Revue de science criminelle 2003, page 125, André Giuducelli :
Les mots de la loi comme ceux du juge ne peuvent que signifier un retour à la dualité des fautes, c'est-à-dire à la solution qui était pratiquée avant l'arrêt de 1912. A partir du moment où l'une (la faute civile) peut exister en l'absence de l'autre (la faute pénale), on ne peut plus parler d'identité, sauf à méconnaître le sens de ce mot ; de sorte que nous ne pouvons pas souscrire à l'interprétation qui consiste à dire que l'article 4-1 du code de procédure pénale « permet au juge civil de porter sur la faute une appréciation différente de celle précédemment portée par le juge pénal, ce qui remet en cause le dogme de l'autorité du pénal sur le civil » (J. Pradel, Procédure pénale, 11e éd., 2002/2003, Cujas, p. 845). Bien au contraire, c'est la rupture avec l'identité des fautes qui autorise maintenant, sans que soit remise en cause l'autorité de chose jugée, une réparation sur le fondement du quasi-délit même après relaxe pour une infraction non intentionnelle. De même, l'idée que l'identité des fautes demeurerait en cas de causalité directe, selon les distinctions qu'opèrent les alinéas 3 et 4 de l'article 121-3 du code pénal, nous paraît tout aussi inutile que contraire aux objectifs de la loi du 10 juillet 2000. Tout d'abord, parce que l'article 4-1 du code de procédure pénale renvoie globalement à l'article 121-3 du code pénal et non au seul alinéa 4 de celui-ci. Ensuite, parce que tout l'intérêt de la modification introduite par le législateur est de permettre une réparation au civil alors même que la relaxe aurait été prononcée sur le fondement de l'absence de la faute non intentionnelle la plus ordinaire, c'est-à-dire celle qui n'est ni délibérée, ni caractérisée.
La relation de la dualité des fautes avec l'autorité de la chose jugée du pénal sur le civil peut se ramener à deux propositions. En cas de relaxe au pénal pour une infraction non intentionnelle, les fautes étant dissociées, la réparation du dommage subi par la victime, par le juge pénal ou en cas de procès séparés par le juge civil peut avoir comme fondement l'article 1383 du Code civil, sans que soit méconnue l'autorité du pénal sur le civil.

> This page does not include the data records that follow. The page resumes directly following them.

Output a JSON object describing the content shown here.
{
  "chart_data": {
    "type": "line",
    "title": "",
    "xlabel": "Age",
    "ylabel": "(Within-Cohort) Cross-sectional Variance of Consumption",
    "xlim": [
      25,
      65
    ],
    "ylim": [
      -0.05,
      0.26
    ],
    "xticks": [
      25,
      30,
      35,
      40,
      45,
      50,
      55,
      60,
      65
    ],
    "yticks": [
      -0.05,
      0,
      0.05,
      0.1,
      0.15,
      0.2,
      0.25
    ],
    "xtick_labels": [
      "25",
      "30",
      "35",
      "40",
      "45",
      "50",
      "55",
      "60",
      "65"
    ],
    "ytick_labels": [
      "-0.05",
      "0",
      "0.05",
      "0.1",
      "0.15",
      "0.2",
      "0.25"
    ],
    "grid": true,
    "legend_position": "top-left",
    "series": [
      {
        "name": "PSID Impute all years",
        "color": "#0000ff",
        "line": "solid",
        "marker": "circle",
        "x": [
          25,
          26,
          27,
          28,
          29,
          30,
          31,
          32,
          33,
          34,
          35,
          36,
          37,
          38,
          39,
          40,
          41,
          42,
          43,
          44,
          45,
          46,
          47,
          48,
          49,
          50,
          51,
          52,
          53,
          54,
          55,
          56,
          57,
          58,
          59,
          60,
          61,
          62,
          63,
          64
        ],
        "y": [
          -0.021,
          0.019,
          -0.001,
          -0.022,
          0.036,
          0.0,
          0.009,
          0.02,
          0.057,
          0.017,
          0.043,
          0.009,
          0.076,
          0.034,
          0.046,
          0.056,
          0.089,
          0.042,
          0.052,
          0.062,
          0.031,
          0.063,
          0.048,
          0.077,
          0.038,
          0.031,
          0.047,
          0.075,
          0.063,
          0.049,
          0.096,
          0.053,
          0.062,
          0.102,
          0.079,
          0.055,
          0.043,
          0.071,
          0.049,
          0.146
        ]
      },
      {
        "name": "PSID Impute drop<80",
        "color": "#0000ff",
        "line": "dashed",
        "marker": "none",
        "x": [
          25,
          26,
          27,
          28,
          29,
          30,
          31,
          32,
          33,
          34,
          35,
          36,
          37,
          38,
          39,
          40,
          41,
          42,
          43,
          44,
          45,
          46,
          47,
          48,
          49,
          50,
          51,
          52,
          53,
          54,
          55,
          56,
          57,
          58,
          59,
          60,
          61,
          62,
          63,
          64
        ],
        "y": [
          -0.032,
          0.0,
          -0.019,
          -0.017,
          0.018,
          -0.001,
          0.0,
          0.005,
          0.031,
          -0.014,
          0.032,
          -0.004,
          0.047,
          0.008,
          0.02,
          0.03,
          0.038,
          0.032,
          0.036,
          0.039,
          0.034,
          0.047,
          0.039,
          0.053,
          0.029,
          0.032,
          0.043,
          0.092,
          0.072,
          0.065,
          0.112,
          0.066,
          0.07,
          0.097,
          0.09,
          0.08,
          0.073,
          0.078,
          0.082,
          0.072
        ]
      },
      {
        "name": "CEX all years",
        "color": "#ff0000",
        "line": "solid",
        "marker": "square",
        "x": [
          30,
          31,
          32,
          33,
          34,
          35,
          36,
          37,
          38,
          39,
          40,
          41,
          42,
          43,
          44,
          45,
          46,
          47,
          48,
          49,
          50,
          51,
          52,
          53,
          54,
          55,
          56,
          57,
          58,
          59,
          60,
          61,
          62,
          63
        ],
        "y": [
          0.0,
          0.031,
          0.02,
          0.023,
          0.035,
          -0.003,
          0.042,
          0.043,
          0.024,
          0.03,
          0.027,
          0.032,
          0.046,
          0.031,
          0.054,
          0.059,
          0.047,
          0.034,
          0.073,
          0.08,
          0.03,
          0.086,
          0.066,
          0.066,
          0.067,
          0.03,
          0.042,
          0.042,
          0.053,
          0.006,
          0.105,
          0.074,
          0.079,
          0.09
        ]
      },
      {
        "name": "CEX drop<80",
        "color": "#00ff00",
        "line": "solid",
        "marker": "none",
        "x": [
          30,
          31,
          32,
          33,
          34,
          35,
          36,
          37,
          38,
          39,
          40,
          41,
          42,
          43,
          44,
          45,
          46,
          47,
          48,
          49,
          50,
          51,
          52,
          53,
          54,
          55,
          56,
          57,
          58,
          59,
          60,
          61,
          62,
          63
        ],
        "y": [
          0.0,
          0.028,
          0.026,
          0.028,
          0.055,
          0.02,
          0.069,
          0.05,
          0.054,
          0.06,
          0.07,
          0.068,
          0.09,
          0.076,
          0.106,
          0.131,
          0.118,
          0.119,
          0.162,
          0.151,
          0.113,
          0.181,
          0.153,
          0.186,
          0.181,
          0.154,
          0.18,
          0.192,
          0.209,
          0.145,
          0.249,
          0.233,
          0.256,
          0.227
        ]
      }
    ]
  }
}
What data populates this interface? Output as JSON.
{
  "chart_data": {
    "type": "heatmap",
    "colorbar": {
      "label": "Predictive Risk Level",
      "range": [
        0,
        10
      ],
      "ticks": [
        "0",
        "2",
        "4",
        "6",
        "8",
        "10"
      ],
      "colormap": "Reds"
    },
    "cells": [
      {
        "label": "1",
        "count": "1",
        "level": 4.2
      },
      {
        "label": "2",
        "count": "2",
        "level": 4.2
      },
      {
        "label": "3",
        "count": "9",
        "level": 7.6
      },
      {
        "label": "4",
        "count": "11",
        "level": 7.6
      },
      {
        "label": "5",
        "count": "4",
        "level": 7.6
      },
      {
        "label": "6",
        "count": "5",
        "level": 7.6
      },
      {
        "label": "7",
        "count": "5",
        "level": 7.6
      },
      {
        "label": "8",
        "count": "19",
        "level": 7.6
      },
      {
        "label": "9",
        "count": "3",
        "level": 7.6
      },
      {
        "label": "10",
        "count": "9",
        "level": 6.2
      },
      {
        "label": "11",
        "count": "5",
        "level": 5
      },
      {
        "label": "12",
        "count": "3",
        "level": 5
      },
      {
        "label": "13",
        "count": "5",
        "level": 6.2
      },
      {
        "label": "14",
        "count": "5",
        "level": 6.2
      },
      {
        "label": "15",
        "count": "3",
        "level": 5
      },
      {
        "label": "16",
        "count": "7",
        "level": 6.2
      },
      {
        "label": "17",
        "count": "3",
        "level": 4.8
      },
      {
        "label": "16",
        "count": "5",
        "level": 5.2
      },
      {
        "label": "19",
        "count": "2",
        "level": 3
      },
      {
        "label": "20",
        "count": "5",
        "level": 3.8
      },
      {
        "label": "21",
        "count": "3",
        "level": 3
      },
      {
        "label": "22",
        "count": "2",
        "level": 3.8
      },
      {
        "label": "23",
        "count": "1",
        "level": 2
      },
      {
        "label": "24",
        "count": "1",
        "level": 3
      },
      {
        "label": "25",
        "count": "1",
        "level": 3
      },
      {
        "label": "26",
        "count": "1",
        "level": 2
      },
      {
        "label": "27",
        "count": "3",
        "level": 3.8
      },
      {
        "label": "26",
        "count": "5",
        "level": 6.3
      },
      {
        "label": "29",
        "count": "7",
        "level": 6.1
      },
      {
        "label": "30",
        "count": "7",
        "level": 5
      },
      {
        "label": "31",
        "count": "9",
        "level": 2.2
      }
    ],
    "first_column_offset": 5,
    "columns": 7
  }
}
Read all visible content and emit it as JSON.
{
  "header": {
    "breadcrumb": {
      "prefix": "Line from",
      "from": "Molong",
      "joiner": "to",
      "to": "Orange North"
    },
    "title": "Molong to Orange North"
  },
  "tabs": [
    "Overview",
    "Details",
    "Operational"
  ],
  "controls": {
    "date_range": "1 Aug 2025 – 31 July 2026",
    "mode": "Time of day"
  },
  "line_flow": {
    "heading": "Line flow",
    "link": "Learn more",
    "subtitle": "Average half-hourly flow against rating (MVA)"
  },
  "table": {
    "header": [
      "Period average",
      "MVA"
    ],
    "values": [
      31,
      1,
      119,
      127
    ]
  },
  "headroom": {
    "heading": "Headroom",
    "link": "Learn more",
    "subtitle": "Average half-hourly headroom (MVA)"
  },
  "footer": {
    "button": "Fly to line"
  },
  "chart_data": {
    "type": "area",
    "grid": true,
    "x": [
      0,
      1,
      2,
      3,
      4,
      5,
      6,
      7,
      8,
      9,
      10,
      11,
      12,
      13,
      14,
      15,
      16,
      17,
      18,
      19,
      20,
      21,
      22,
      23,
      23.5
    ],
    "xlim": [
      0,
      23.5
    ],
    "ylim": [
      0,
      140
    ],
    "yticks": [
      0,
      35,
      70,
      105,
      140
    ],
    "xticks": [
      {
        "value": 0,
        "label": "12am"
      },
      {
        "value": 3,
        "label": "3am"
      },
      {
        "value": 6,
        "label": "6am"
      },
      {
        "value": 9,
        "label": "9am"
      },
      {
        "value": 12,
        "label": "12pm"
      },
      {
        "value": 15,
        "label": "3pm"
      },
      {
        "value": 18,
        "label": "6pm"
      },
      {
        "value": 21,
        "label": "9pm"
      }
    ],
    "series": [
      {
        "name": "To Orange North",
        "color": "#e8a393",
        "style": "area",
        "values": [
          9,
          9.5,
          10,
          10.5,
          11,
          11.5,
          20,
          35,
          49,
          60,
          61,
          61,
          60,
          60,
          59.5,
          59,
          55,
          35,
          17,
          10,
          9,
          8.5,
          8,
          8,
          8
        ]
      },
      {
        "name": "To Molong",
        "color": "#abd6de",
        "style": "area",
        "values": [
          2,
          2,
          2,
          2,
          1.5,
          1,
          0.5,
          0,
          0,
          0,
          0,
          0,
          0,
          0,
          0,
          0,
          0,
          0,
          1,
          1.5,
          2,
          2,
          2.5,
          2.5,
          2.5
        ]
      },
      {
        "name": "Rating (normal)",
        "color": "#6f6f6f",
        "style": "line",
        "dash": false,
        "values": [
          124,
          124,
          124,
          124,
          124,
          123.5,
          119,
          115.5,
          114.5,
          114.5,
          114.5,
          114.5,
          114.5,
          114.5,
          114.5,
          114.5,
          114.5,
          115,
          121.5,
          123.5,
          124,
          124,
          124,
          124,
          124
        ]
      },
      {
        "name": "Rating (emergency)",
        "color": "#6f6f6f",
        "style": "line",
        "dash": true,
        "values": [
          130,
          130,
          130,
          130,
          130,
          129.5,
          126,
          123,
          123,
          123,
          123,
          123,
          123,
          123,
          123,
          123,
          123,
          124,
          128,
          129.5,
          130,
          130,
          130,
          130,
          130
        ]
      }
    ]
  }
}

En cas de déclaration de culpabilité, l'autorité de chose jugée commande à la juridiction saisie de l'action civile de ne pas rendre une décision entrant en contradiction avec ce qui a été dit sur l'action publique ; autrement dit, s'il y a eu faute pénale, il lui faudra nécessairement reconnaître, dans l'ordre du droit civil, l'existence d'une faute permettant de fonder la réparation.
Il nous paraît logique de considérer que lorsque le juge pénal a retenu la culpabilité du prévenu, le juge civil, saisi des mêmes faits reprochés à la même personne, ne puisse qu'allouer des dommages et intérêts au demandeur dès lors que le dommage invoqué présente un lien de causalité avec ce qui a été établi comme fait générateur de la responsabilité. En d'autres termes, la reconnaissance dans un tel cas de la faute pénale, « concept plus étroit que la faute civile, (...) implique nécessairement l'existence d'une telle faute » (G. Viney, préc., p. 770).